In recent years, several studies on different viruses, including the SARS-CoV-1, have demonstrated that their survival in a certain environment depends on multiple factors, including temperature, humidity, sunlight, and the material in which the virus is suspended. To date, amongst the increasing numbers of studies on SARS-Cov-2 due to the ongoing pandemic, there are some focused at the understanding of the virus behavior and resistance on different surfaces, and in different indoor environments. For example, it has been reported that SARS-CoV-2 could persist for several days on non-porous surfaces in indoor conditions of 23 ⁰C, and 40% of relative humidity, or at 22 ⁰C and 65% relative humidity.
Just recently, first evidences for a possible activity of sunlight on SARS-CoV-2 inactivation have been published in The Journal of Infectious Diseases. The experiments were conducted through a simulation of sunlight conditions reflecting parameters of midday in summer solstice and in winter solstice, at specified latitudes. Furthermore, the experiments used an ultraviolet B source comparable to the UVB outdoor levels, and a simulated matrix of saliva dried on a non-porous surface. Under the conditions of the midday of summer solstice, the results showed a 90% of viral inactivation every 6.8 minutes in simulated saliva dried on a surface. For the conditions related to the winter solstice the viral inactivation was reported as 90% every 14.8 minutes.
The data collected from the researchers suggest that the viral transmission may also be significantly reduced upon exposure to direct sunlight in an outdoor environment, although the percentage of viral inactivation would depend on the UVB exposure levels, which in turn will be affected by the specific time of the year and the local weather conditions. Different from the controlled experimental conditions, a certain degree of day-to-day variability is then expected in the persistence of SARS-CoV-2 on non-porous surfaces in the outdoors.

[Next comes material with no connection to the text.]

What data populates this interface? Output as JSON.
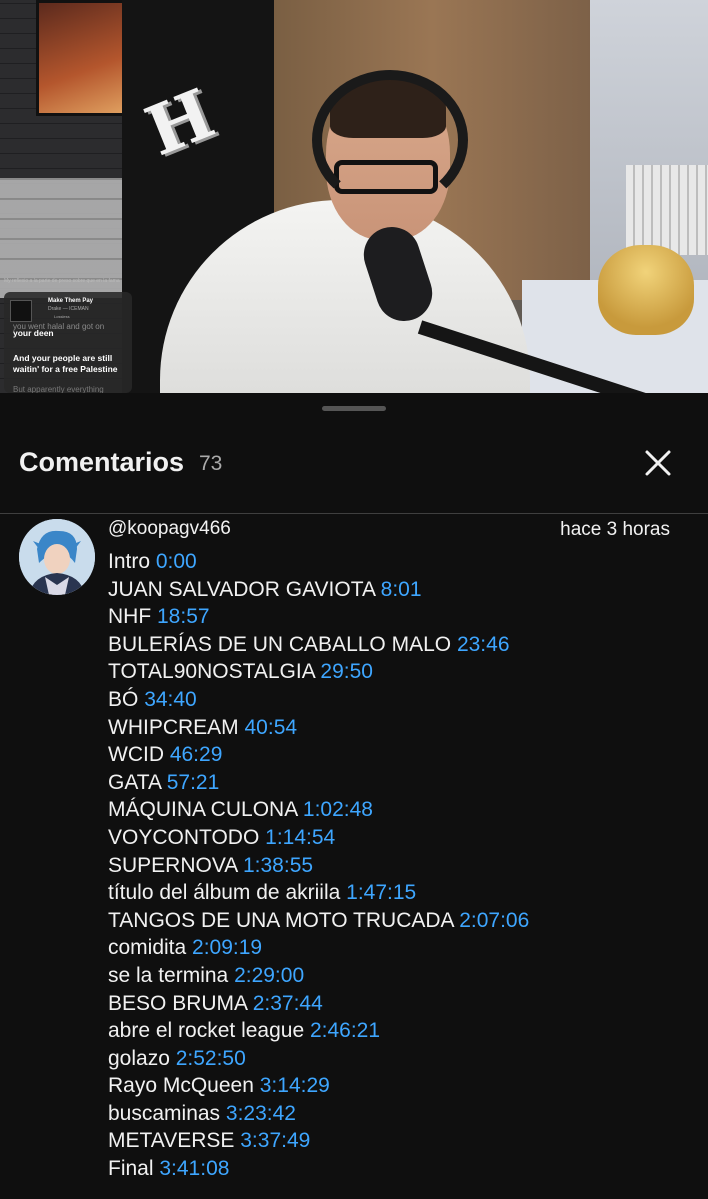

In the proposed study, it was also reported that no virus inactivation was observed in the darkness over a 60-minute test duration. The study also reported that the nature of the matrix in which the SARS-CoV-2 is resuspended affects its decay: for instance, the inactivation was two times faster in simulated saliva than in culture media. This is possibly due to the presence in the media of components which protect the virus from the sunlight, coherently with what was reported for SARS-CoV-1, in which the presence of albumin in the medium conferred some protection to the virus from the photoinactivation.
Although additional parameters should be taken into consideration to assess the risk of exposure to the virus in an outdoor environment, such as the viral load present on the surface, the transfer efficiency of the virus from different surfaces upon contact and the amount of viruses needed to cause infections. Moreover, this study demonstrates for the first time the possibility that sunlight may decrease the exposure risk in the outdoors with respect to the indoors, by inactivating SARS-CoV-2 in a faster manner from a surface, and may be an effective disinfectant for contaminated, non-porous material.